Redesigning leave as an equity tool
Why does employee leave policy matter for workplace equity? Because who takes leave, for how long, and with what confidence about their career trajectory afterward are patterns shaped directly by how leave is designed and culturally supported.
Women in HR have been at the forefront of pushing for gender-neutral parental leave policies, not just as a fairness measure, but because the data supports it. When parental leave is equally available and equally normalized for all parents, men are significantly more likely to take meaningful time away, which distributes caregiving responsibilities more evenly and reduces the long-term career penalties that currently land disproportionately on women.
A leave policy that looks equitable on paper but is only realistically accessible to one parent isn't an equity policy. It's a liability dressed up as a benefit.
Measuring what actually matters
How do you know if your benefits are actually advancing equity in the workplace? Start by looking at what you're measuring — and what you're not.
One of the more durable contributions women in HR are making to benefits strategy is insisting on better data. That means tracking leave utilization by gender, promotion velocity before and after caregiving leave, retention rates among caregivers, and benefits engagement broken down by demographic.
This kind of disaggregated data surfaces the gaps that aggregate utilization reports hide. An HR leader who knows that fertility benefits are technically available but used at half the rate expected for a workforce their size has a different conversation with their broker than one who only sees that "employee wellness spending is up."
The question isn't whether benefits exist. It's whether they're working.
The broader argument for equity-driven benefits
Why should equity-driven benefits be a business priority, not just a values priority? The data makes the case.
The Women in the Workplace report from McKinsey and LeanIn.Org, the largest study of its kind, found that 60% of senior-level women frequently experience burnout compared to 50% of senior-level men, and that women who experience microaggressions at work are more likely to consider quitting.

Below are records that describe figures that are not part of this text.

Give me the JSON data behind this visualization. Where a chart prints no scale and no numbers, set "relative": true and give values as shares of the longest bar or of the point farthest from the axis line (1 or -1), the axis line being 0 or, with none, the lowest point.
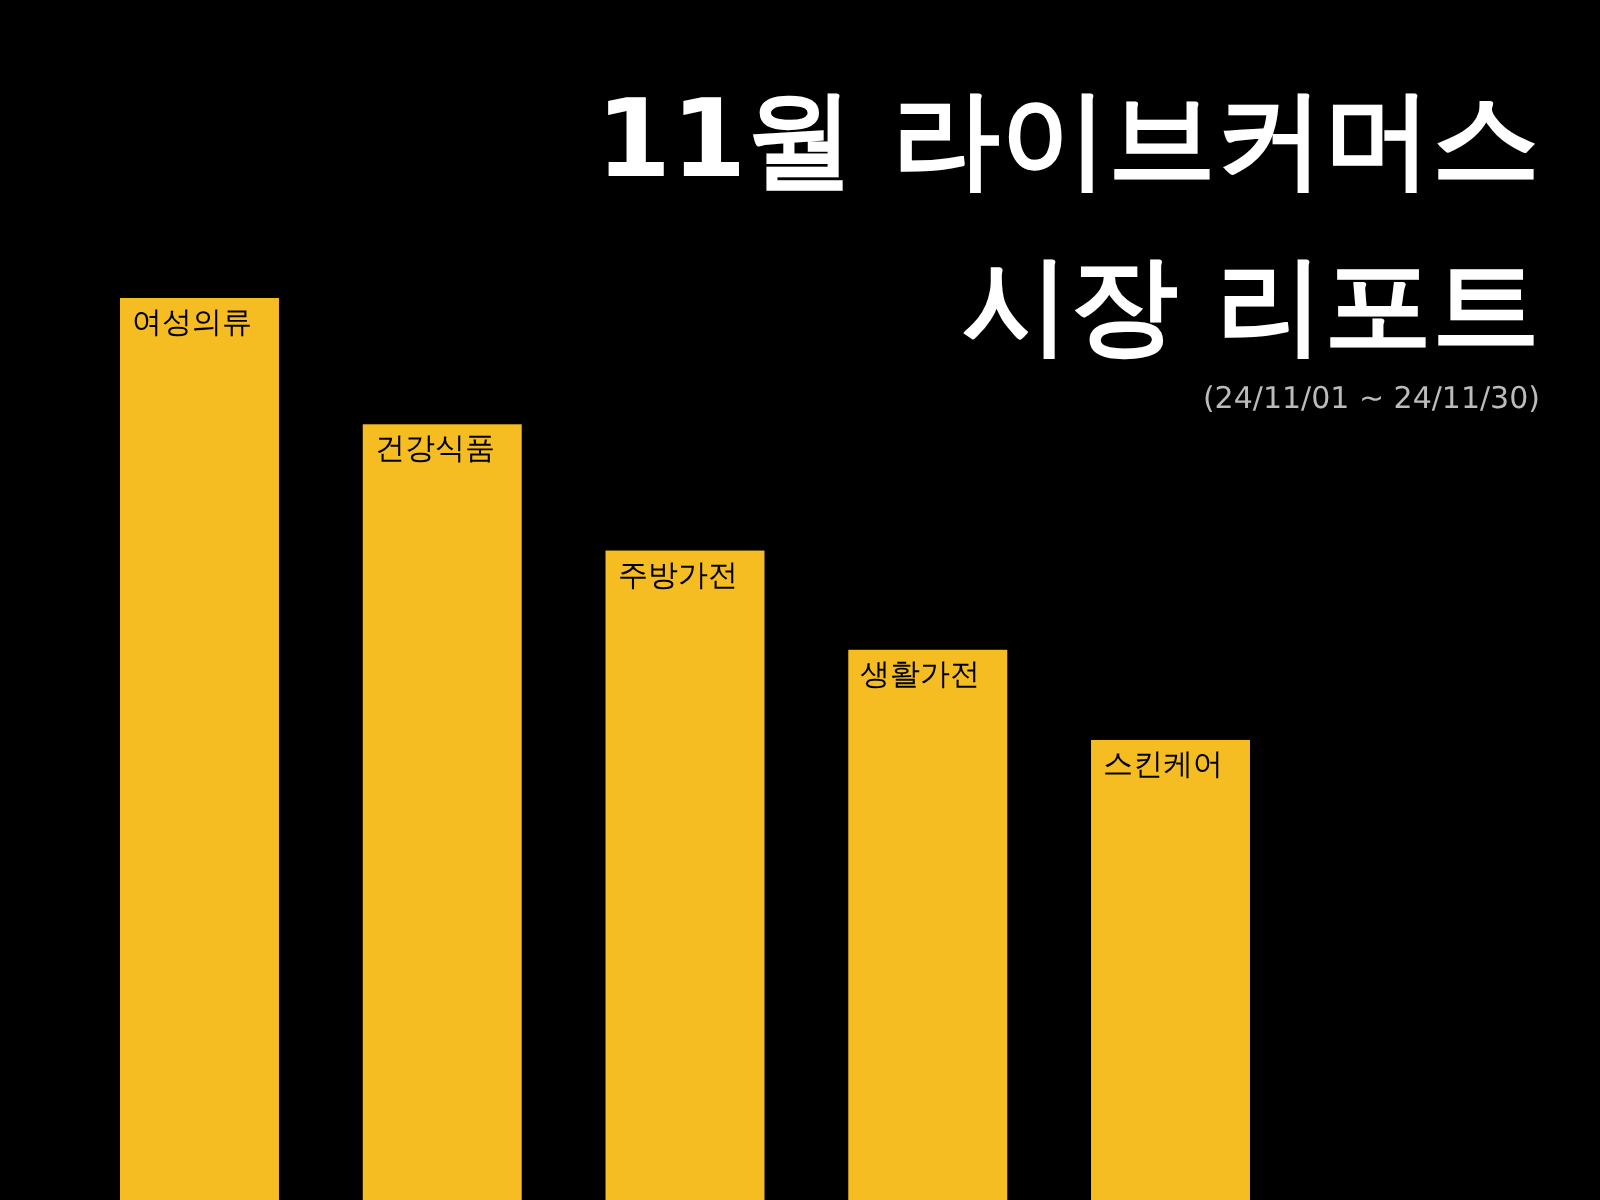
{
  "chart_data": {
    "type": "bar",
    "title": "11월 라이브커머스 시장 리포트",
    "subtitle": "(24/11/01 ~ 24/11/30)",
    "categories": [
      "여성의류",
      "건강식품",
      "주방가전",
      "생활가전",
      "스킨케어"
    ],
    "values": [
      1,
      0.86,
      0.72,
      0.61,
      0.51
    ],
    "color": "#f5bd22",
    "relative": true
  }
}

Deloitte research points to a lack of workplace health support as a contributing factor in women's attrition. And the out-of-pocket cost disparity is real: employed women spend an estimated $15.4 billion more per year on healthcare than employed men, even excluding maternity-related expenses.
Benefits that close those gaps don't just reduce strain. They improve retention, reduce replacement costs, and signal to every employee — not just women — that this is an organization that thinks seriously about who it's building for.

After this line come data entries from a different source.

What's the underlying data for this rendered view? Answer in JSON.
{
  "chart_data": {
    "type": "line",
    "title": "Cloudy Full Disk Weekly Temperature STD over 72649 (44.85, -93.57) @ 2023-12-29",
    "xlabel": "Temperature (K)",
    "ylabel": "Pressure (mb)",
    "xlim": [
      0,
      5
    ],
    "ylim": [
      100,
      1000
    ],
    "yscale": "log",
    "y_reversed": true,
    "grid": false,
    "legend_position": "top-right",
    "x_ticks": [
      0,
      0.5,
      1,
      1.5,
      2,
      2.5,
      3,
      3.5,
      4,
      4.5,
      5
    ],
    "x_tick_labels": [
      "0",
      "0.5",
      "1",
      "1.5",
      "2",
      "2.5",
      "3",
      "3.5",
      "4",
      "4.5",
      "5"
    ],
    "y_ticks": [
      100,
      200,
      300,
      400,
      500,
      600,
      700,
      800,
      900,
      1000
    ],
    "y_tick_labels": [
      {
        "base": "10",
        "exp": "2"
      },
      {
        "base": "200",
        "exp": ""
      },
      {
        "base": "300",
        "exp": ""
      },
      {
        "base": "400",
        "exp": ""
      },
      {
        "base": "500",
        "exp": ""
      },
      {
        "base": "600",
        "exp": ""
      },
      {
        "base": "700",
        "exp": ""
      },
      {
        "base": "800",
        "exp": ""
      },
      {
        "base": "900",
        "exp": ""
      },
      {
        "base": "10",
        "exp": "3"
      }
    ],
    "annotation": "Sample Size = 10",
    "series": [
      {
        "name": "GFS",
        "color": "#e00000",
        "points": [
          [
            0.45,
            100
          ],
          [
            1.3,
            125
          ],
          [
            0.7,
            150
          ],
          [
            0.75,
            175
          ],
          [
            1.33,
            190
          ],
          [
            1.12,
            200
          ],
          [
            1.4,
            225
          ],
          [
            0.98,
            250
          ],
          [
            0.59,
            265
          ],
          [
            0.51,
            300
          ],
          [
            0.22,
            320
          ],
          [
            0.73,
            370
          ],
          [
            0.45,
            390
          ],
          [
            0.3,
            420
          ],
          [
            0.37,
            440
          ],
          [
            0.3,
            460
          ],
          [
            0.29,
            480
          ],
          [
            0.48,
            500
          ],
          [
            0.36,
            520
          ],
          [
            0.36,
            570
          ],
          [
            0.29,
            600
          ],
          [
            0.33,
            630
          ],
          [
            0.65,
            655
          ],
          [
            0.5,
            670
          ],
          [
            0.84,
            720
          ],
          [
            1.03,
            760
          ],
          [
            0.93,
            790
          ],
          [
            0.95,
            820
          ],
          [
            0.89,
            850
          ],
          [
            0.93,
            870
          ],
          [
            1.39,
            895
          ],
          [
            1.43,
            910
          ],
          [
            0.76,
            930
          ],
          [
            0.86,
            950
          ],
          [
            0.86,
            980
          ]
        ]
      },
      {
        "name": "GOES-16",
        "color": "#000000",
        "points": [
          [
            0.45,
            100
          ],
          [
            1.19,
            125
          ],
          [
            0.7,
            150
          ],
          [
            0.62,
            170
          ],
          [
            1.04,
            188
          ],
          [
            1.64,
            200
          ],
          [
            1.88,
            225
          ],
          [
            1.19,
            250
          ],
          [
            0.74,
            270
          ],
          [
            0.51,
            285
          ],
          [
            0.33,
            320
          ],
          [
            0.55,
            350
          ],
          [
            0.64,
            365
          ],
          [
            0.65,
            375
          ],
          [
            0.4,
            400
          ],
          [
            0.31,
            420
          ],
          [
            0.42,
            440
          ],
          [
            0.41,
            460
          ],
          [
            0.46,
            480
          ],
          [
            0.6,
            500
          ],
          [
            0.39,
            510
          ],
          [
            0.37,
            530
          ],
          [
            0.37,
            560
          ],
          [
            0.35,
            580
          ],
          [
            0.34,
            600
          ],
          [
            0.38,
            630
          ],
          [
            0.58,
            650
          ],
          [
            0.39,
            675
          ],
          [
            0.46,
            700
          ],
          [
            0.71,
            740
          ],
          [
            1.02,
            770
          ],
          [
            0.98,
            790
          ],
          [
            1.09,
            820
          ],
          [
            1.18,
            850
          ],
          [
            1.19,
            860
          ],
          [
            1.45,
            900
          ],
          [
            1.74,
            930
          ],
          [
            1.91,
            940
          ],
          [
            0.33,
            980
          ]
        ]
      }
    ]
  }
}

What HR leaders can act on now
The work women in HR are doing to redesign benefits for equity doesn't require a complete overhaul of your plan at the next renewal. It starts with a different set of questions.
Audit your current coverage for functional gaps.
Does your plan technically include certain benefits but with limits that make them practically inaccessible? Fertility benefits with a $5,000 cap. Behavioral health coverage with a 10-session limit. These aren't equity-forward policies.
Look at utilization through a demographic lens.
Who is using which benefits, and who isn't? Underutilization isn't always an awareness problem. Sometimes it's a design problem.
Examine your leave policy for how it actually plays out.
Not just what it says, but who takes it, for how long, and whether employee trajectories look different afterward.
Remove gatekeeping where it doesn't serve the employee.
Diagnosis requirements for mental health, fertility, or hormonal health benefits exclude the people who most need early support.
Train managers alongside employees.
Benefits are only useful when the culture around them makes them feel safe to use. An excellent menopause benefit that no one mentions is not doing its job.
Equity in the workplace is not a parallel track to business strategy. For organizations that want to attract, retain, and genuinely support a workforce that reflects the real world, it is the strategy.